Top: Old Navy
Pants: Leopard Jumpsuit old
Shoes: Anne Klein from Macy's
Lipstick: MAC lip pencil in Nightmoth
Hair! Growing up women are taught that having luscious locks is what beauty. Everyone wants to have long hair blowing in the wind. Curly girls want to have long straight hair that does not shrink up at the sight of water. The moral of the story is that at young age it is implanted in our minds that our hair is our crown and glory. Now not every woman wants to have short hair and not every woman wants to have long hair. However, sometimes we encounter situations that will force us to leave our comfort zone into dangerous territory, which is what happened to me.
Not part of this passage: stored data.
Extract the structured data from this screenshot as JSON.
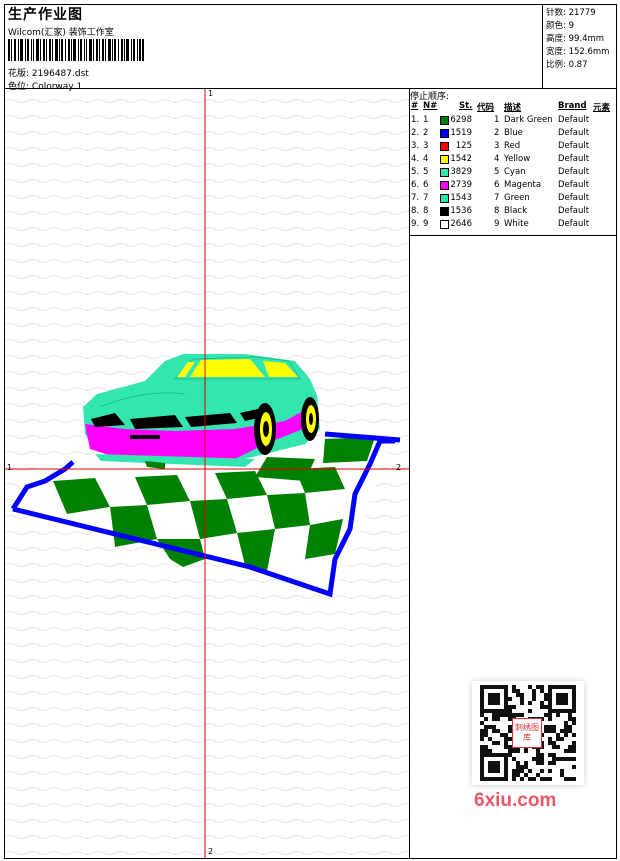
{
  "header": {
    "title": "生产作业图",
    "company": "Wilcom(汇家) 装饰工作室",
    "design_label": "花版:",
    "design_file": "2196487.dst",
    "colorway_label": "色位:",
    "colorway_value": "Colorway 1"
  },
  "stats": {
    "stitches": "针数: 21779",
    "colors": "颜色: 9",
    "height": "高度: 99.4mm",
    "width": "宽度: 152.6mm",
    "scale": "比例: 0.87"
  },
  "canvas_markers": {
    "top": "1",
    "bottom": "2",
    "left": "1",
    "right": "2"
  },
  "stop_sequence": {
    "title": "停止顺序:",
    "columns": [
      "#",
      "N#",
      "St.",
      "代码",
      "描述",
      "Brand",
      "元素"
    ],
    "rows": [
      {
        "num": "1.",
        "n": "1",
        "color": "#008000",
        "st": "6298",
        "code": "1",
        "desc": "Dark Green",
        "brand": "Default"
      },
      {
        "num": "2.",
        "n": "2",
        "color": "#0000ff",
        "st": "1519",
        "code": "2",
        "desc": "Blue",
        "brand": "Default"
      },
      {
        "num": "3.",
        "n": "3",
        "color": "#ff0000",
        "st": "125",
        "code": "3",
        "desc": "Red",
        "brand": "Default"
      },
      {
        "num": "4.",
        "n": "4",
        "color": "#ffff00",
        "st": "1542",
        "code": "4",
        "desc": "Yellow",
        "brand": "Default"
      },
      {
        "num": "5.",
        "n": "5",
        "color": "#33e6b0",
        "st": "3829",
        "code": "5",
        "desc": "Cyan",
        "brand": "Default"
      },
      {
        "num": "6.",
        "n": "6",
        "color": "#ff00ff",
        "st": "2739",
        "code": "6",
        "desc": "Magenta",
        "brand": "Default"
      },
      {
        "num": "7.",
        "n": "7",
        "color": "#22e6a6",
        "st": "1543",
        "code": "7",
        "desc": "Green",
        "brand": "Default"
      },
      {
        "num": "8.",
        "n": "8",
        "color": "#000000",
        "st": "1536",
        "code": "8",
        "desc": "Black",
        "brand": "Default"
      },
      {
        "num": "9.",
        "n": "9",
        "color": "#ffffff",
        "st": "2646",
        "code": "9",
        "desc": "White",
        "brand": "Default"
      }
    ]
  },
  "watermark": {
    "logo_text": "刺绣图库",
    "site": "6xiu.com"
  }
}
First and foremost I have had short hair a few times in my life. I am talking bald, no hair whatsoever. In a year and a half I managed to grow a large curly mane and I pretty much abused it. I colored it blue, purple, blonde etc. Unfortunately, recently I had decided to put a relaxer in my hair in order for it to be permanently straight. As a result my hair began to fall out immensely and I had to patches of missing hair on my head. I was absolutely devastated that a hairdresser had done such a horrible thing to my head.
Although I could have saved my hair and kept my length I decided it was best to hack off all the damage. At first I wanted to cry, I had took almost two years to grow my hair and it made me feel sexy and beautiful. My hair had become my security blanket. Then I took a step back and reminded my self of all the bold style choices I made and how fearless I was and that just because my hair was falling out I shouldn't feel any less attractive.
Thus, cutting my hair for the third time has once again made me feel liberated. As women sometimes we get so caught up on certain standards instead of taking a leap. There are days when I wake up and just think of all of my flaws instead of pointing out all of the great things about me, physically as well as mentally. If you want to change your look go for it, do not think that in order for a woman to be beautiful you must have long hair. Yes, it may be an emotional process and a few tears may be shed but you are still gorgeous.